Das Dilemma ist bekannt: Wer in der Regio­nal­liga Meister wird, will auch direkt auf­steigen. Seit 2012 war das aber nicht mög­lich bei fünf Meis­tern aus den Regio­nal­ligen gegen­über drei Abstei­gern aus der 3. Liga. Die Lösung schien ein­fach: Eine Regio­nal­liga-Reform mit der Redu­zie­rung auf vier Staf­feln. Für dieses Modell ist die 3. Liga schon jetzt in Vor­leis­tung gegangen. Seit dieser Saison kämpfen vier Mann­schaften gegen den Abstieg. Ein Kom­pro­miss für die zwei­jäh­rige Über­gangs­zeit – und gleich­zeitig ein Ver­trau­ens­vor­schuss, der bitter ent­täuscht wurde. 

Rück­kehr zu drei Abstei­gern gefor­dert 

Denn die Reform­pläne des DFB gelten als geschei­tert, die ver­ant­wort­liche Arbeits­gruppe wurde vor einigen Wochen auf­ge­löst. Der­zeit scheint eine Eini­gung der Regio­nal­ligen Nord, Nord-Ost und Bayern nicht in Sicht. Dass die Ver­eine der 3. Liga nun an der Glaub­wür­dig­keit des DFB zwei­feln, ist in meinen Augen völlig nach­voll­ziehbar. Ein Deal macht nur dann Sinn, wenn beide Seiten ihren Teil erfüllen. Statt­dessen hat der Vor­schlag einer zwei­glei­sigen 3. Liga die Gemüter nur noch mehr erhitzt.

Ich halte diese Idee für absolut nicht ziel­füh­rend. Diese Liga hat sich seit ihrer Grün­dung vor zehn Jahren eta­bliert. Die Kluft zwi­schen Profi- und Ama­teur­fuß­ball ist kleiner geworden, das war 2008 das erklärte Ziel. Der Zuschau­er­schnitt ist aktuell auf Rekord­kurs, die Attrak­ti­vität durch die vielen Tra­di­ti­ons­ver­eine enorm gestiegen und sport­lich ist die 3. Liga span­nend wie nie.
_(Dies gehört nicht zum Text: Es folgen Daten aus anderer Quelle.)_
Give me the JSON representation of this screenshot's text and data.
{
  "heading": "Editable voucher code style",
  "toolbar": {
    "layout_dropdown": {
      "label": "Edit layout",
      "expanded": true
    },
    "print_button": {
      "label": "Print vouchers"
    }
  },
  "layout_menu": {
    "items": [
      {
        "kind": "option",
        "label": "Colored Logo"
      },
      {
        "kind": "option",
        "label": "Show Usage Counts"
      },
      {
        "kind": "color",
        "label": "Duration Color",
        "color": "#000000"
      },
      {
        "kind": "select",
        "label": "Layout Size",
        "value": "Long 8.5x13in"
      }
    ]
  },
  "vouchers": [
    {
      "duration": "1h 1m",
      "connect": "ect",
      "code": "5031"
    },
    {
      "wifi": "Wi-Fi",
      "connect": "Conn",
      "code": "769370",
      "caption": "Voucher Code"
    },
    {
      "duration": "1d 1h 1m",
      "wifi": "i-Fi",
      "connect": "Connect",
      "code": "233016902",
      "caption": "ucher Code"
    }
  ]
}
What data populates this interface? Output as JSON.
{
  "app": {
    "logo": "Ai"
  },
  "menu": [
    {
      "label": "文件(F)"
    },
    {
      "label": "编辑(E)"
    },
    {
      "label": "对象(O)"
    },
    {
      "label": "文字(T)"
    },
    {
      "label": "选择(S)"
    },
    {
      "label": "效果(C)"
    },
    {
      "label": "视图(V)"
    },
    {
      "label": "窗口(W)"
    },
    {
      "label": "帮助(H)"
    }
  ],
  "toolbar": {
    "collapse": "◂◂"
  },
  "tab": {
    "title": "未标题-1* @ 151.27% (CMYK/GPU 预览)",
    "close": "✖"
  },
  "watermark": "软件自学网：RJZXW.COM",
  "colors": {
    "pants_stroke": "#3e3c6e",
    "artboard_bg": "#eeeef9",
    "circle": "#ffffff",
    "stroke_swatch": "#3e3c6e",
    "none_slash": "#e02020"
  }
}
Die Ein­füh­rung einer Zwei­glei­sig­keit würde dieses Erfolgs­mo­dell zer­stören. 

Lösungs­ori­en­tierte Gedan­ken­spiele 

Vom SV Babels­berg 03 aus der Regio­nal­liga Nord-Ost kam der Vor­schlag, die 3. Liga auf 22 Teams zu erhöhen, von denen am Ende fünf absteigen und damit die aktu­elle Regio­nal­li­gastruktur bei­zu­be­halten. Vier Spiele mehr pro Saison scheint mir mit Blick auf den Ter­min­ka­lender schwer vor­stellbar – es sei denn, die Dritt­li­gisten würden nicht mehr im Lan­des­pokal antreten. Die Ent­schei­dung über die Reform fällt beim DFB-Bun­destag im kom­menden Jahr. Kurio­ser­weise haben die Dritt­li­gisten hier aber kein Stimm­recht. 

Des­halb war diese Pro­test­ak­tion umso wich­tiger. Die 3. Liga hat sich Gehör ver­schafft und klar posi­tio­niert. Alle Ver­eine haben aus­nahmslos mit­ge­zogen. Die unein­ge­schränkte Einig­keit zu diesem Thema war meiner Mei­nung nach das wich­tigste Zei­chen des 17. Spiel­tags.